In any given field, we might know which ten or twenty people are at the top globally – Nobel Prize winners for instance (speaking of which, this Freakonomics podcast on How to Win a Nobel Prize is hugely informative and entertaining on the how the Swedish committees decide who really is “top of the field”). But after that it is pretty hazy: one’s list of the top twenty health researchers who have yet to win the Nobel for Medicine probably depends a lot on what sub-field you’re in and how you evaluate the last decade’s relative progress in various other subfields. Same with universities before rankings came along. It doesn’t take a genius to work out that Toronto, McGill and UBC are the top three in Canada. But after that it gets fuzzy. If you were in Medicine, you might think number four was McMaster; in Engineering Waterloo and in Arts Montreal or Alberta.
Then along came large bibliometric databases, and shortly thereafter, rankings. And then we knew how to measure prestige. We did it by measuring publications, citations, and whatnot: the more, the better. Universities began managing towards this metric, which built on longstanding trends in most disciplines towards more demanding publication requirements for tenure (the first known use of the phrase “publish or perish” dates from 1942). Want prestige? Research. Publish. Repeat.
But I get the real sense that this starting to change, for universities if not individual professors. I can’t provide much strong evidence here: you won’t see the change in the usual rankings because they are hardwired for old definitions of prestige. Nevertheless, if you look around at which universities are “hot”, and receive the acclaim, it’s not necessarily the ones who are doing the publishing; rather, it’s the ones that are actively contributing to the dynamism of their local economies. MIT’s gradual overtaking of Harvard is one example of this. But so too is the fuss over institutions like SUNY Albany and its associated nanotech cluster, Akron and its Advanced materials cluster. In Canada, the obvious example is Waterloo but even here in Toronto, Ryerson has become a “hot” university in part because of its focus on interacting with business in a couple of key areas such as tech (albeit in quite a different way from Waterloo).

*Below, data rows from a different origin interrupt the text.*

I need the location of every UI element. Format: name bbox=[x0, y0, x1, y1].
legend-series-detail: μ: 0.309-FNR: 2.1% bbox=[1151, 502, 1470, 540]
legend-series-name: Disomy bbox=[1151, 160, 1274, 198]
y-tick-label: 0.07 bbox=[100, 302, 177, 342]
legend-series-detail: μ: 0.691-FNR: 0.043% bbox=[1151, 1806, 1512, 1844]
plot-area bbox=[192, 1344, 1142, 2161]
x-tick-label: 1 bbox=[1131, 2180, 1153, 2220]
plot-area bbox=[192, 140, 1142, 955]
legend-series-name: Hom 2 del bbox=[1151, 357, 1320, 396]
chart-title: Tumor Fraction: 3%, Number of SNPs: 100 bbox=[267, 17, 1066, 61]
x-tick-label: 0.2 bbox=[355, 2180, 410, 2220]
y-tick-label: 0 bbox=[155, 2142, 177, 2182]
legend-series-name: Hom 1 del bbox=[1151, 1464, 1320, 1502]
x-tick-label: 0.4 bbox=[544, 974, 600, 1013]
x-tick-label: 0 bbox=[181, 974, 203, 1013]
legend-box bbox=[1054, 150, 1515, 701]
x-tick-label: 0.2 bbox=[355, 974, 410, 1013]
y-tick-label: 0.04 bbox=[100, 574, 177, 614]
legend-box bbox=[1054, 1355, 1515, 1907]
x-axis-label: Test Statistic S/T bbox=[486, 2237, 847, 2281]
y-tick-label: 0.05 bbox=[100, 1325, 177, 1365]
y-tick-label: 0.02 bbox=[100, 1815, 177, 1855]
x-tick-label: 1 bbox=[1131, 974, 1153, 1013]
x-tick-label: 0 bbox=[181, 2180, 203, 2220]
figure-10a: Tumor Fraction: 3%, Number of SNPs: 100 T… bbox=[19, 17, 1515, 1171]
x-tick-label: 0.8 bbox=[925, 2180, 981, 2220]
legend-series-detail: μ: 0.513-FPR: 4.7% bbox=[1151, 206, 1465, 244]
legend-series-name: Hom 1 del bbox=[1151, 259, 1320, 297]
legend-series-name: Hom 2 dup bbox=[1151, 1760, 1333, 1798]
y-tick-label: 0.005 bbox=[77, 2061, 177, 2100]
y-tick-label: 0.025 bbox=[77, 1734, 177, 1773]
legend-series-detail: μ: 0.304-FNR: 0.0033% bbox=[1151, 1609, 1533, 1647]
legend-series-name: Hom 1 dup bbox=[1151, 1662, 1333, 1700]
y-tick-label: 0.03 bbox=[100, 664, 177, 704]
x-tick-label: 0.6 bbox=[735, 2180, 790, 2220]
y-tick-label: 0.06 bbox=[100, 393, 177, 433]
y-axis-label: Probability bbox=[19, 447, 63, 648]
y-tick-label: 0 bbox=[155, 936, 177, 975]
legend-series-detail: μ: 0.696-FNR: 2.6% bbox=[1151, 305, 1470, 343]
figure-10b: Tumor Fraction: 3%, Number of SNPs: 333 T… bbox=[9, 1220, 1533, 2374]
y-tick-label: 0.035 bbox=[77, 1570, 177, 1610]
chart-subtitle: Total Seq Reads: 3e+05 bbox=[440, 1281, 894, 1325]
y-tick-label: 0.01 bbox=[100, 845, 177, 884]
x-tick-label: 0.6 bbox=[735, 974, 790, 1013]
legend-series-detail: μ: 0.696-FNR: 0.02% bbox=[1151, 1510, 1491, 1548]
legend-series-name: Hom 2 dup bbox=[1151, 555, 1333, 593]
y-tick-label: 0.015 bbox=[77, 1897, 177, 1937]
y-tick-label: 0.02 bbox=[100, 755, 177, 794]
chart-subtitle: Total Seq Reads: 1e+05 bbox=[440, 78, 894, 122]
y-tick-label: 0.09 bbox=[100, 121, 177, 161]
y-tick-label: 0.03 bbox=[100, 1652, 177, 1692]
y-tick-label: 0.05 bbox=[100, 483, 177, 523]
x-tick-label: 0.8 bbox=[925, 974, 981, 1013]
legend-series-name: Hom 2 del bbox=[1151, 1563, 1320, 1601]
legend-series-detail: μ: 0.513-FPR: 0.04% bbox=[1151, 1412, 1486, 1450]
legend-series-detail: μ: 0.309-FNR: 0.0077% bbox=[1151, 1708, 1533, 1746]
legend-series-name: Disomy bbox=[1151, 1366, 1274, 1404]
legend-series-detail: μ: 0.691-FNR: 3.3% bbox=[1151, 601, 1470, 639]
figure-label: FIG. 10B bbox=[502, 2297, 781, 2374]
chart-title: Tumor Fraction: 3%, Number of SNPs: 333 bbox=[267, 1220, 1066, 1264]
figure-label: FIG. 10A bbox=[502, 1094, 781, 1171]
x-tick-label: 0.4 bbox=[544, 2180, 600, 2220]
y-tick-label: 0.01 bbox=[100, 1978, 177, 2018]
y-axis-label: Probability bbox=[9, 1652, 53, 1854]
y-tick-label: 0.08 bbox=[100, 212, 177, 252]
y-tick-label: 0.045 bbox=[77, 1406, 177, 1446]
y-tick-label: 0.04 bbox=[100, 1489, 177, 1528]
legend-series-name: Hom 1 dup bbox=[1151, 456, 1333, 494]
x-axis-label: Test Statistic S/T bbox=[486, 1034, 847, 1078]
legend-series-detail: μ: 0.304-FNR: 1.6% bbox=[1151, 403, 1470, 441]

To be clear, it’s not a case of publishing v. working with industry. Generally speaking, companies like to know that the people they are working with are in fact at the front of their fields; no publishing, no partnership. But it’s more of a general orientation: increasingly, the prestigious universities are the ones who not only have a concentration of science and engineering talent, but also have a sufficiently outward focus to act as an anchoring institution to one or more industrial clusters.
What’s interesting about this trend is that it has some clear winners and losers. To even have a hope of working in an industrial centre, you need to be in a mid-size city which already has some industry (even if, as in Akron’s case, it’s down in the dumps). That works for Canada, because (Queen’s excepted) nearly all our big and prestigious universities are in mid-sized or large cities. In the US, however, it’s more difficult. Their universities are often older, built in a time where people believed universities were better-off situated away from the “sinful” cities. And so you have big, huge research institutions in places like Champaign, Illinois or Columbia Missouri which are going to struggle in this new environment (even places like Madison and Ann Arbour are far enough away from big cities to make thing problematic). Basically, the Morrill Act is now imposing some pretty serious legacy costs on American higher education.
Part of the reason this shift hasn’t been more widely acknowledged is that bibliometrics are a whole lot easier to measure than economic value (and are valued more in tenure discussions). But some people are starting to have a go at this problem, too. More on this tomorrow.
Although your comments about the prestigious reputations and “hot” universities is undoubtedly true, I beg you to reconsider your opening statement. One *possible* currency of academia is prestige. There are far too many academics in Canada, working at small institutes, primarily teaching institutes, and liberal arts and science institutes for the sole currency to be prestige. Many must be fueled by an alternative motive – to inspire students, to take a critical stance on society, or to innovate and create. These alternative motivations can be just as salient and as powerful.